In his opinion affirming Kwan’s judgment, Ohta said:
“[W]e are not persuaded the Loving & Evans exception applies to this case. In Loving & Evans, and every other case upon which Appellants rely, one of the parties sought to vacate the arbitration award on the basis that the arbitrator enforced an illegal contract….The instant appeal is the opposite scenario—the arbitrator did not enforce an illegal contract, instead, the arbitrator severed the unlawful legal services rendered on a contract that Respondents had terminated on May 26, 2017 and allocated damages accordingly.
“Here, unlike Loving & Evans, Appellants contend something different: that the award must be vacated because the arbitrator erroneously failed to enforce a legal contract.”
The rationales underlying Loving—that an arbitration clause cannot be enforceable if it is contained in an invalid contract, and courts cannot aid in the enforcement of illegal and agreements—do not apply to the present case, Ohta remarked.
He commented that Shumway’s contention was “somewhat curious” given that Bacall had wanted the court to decide the issues, Shumway moved to compel arbitration, and in the course of that arbitration, had not argued that Donaldson was precluded from deciding the lawfulness of the two agreements.
Usurpation of Power
Shumway also argued that Donaldson exceeded his powers by declaring that he was guilty of the unlicensed practice of law, saying that the arbitrator usurped the regulatory power of the State Bar and the courts in imposing discipline on him.
Kwan answered that contention by saying:
“The arbitrator is not disciplining Shumway. The arbitrator did not disbar Shumway.”
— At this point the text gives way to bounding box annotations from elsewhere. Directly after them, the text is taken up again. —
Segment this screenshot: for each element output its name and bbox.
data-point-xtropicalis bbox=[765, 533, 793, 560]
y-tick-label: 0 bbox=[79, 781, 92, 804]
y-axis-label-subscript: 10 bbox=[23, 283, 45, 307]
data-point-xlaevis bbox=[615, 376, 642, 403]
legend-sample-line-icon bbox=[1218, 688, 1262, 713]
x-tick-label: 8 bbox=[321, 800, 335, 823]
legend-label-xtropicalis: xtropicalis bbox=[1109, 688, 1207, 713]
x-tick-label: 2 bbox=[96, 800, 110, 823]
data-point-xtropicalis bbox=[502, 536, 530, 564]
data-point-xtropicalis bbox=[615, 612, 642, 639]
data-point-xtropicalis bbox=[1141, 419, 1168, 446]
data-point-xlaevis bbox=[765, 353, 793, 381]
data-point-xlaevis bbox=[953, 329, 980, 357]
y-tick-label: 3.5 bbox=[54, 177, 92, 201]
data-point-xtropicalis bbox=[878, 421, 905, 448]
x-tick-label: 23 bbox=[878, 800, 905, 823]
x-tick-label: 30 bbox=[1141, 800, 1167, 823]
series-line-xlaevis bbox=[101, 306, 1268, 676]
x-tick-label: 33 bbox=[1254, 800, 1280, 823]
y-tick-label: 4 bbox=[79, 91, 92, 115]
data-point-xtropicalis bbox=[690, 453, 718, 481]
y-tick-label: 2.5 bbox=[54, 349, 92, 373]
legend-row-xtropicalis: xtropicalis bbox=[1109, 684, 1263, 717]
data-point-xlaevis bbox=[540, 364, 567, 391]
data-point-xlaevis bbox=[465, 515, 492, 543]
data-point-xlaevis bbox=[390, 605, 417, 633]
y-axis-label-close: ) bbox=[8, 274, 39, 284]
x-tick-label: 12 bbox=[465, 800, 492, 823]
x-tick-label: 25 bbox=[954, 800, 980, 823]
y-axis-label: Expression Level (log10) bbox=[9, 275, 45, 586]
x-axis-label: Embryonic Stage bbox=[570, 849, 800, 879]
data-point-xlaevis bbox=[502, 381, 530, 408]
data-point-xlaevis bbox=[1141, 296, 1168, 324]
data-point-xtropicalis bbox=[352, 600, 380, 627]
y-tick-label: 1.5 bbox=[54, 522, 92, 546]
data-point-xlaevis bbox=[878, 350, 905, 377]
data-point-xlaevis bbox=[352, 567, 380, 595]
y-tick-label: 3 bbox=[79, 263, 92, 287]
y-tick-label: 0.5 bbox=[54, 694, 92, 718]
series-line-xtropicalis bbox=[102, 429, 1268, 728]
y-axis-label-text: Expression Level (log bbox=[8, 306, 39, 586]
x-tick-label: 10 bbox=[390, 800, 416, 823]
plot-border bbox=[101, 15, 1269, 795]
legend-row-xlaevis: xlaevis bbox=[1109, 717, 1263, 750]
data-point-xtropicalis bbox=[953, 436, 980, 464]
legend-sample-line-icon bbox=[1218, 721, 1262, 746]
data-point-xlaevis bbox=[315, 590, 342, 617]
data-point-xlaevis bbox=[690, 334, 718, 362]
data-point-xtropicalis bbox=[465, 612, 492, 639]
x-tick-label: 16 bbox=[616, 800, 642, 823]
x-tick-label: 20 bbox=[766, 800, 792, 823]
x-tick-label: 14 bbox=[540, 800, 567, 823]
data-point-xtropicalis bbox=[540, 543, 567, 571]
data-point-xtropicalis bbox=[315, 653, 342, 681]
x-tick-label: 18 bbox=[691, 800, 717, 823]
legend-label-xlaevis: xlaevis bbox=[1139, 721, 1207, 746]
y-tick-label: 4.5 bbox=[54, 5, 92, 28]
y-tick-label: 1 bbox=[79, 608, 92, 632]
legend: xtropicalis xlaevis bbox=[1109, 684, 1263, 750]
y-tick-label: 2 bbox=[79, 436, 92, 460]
She noted that one of Shumway’s causes of action was under the Unfair Competition Law and that it has been “found that unauthorized practices of law could serve as a predicate for a UCL action.”
Agreeing, Ohta wrote:
“Contrary to Appellants’ claims, the arbitrator did not regulate the practice of law or impose discipline on them. Rather, it is clear he concluded Respondents were entitled to restitution because Shumway’s unlicensed practice of law rendered portions of the 2016 and 2017 agreements illegal.”
The case is Bacall v. Shumway, B302787.
Encino attorney James E. Fitzgerald represented Shumway and Bryan J. Freedman and Sean M. Hardy of the Century City firm of Freedman + Taitelman acted for Bacall.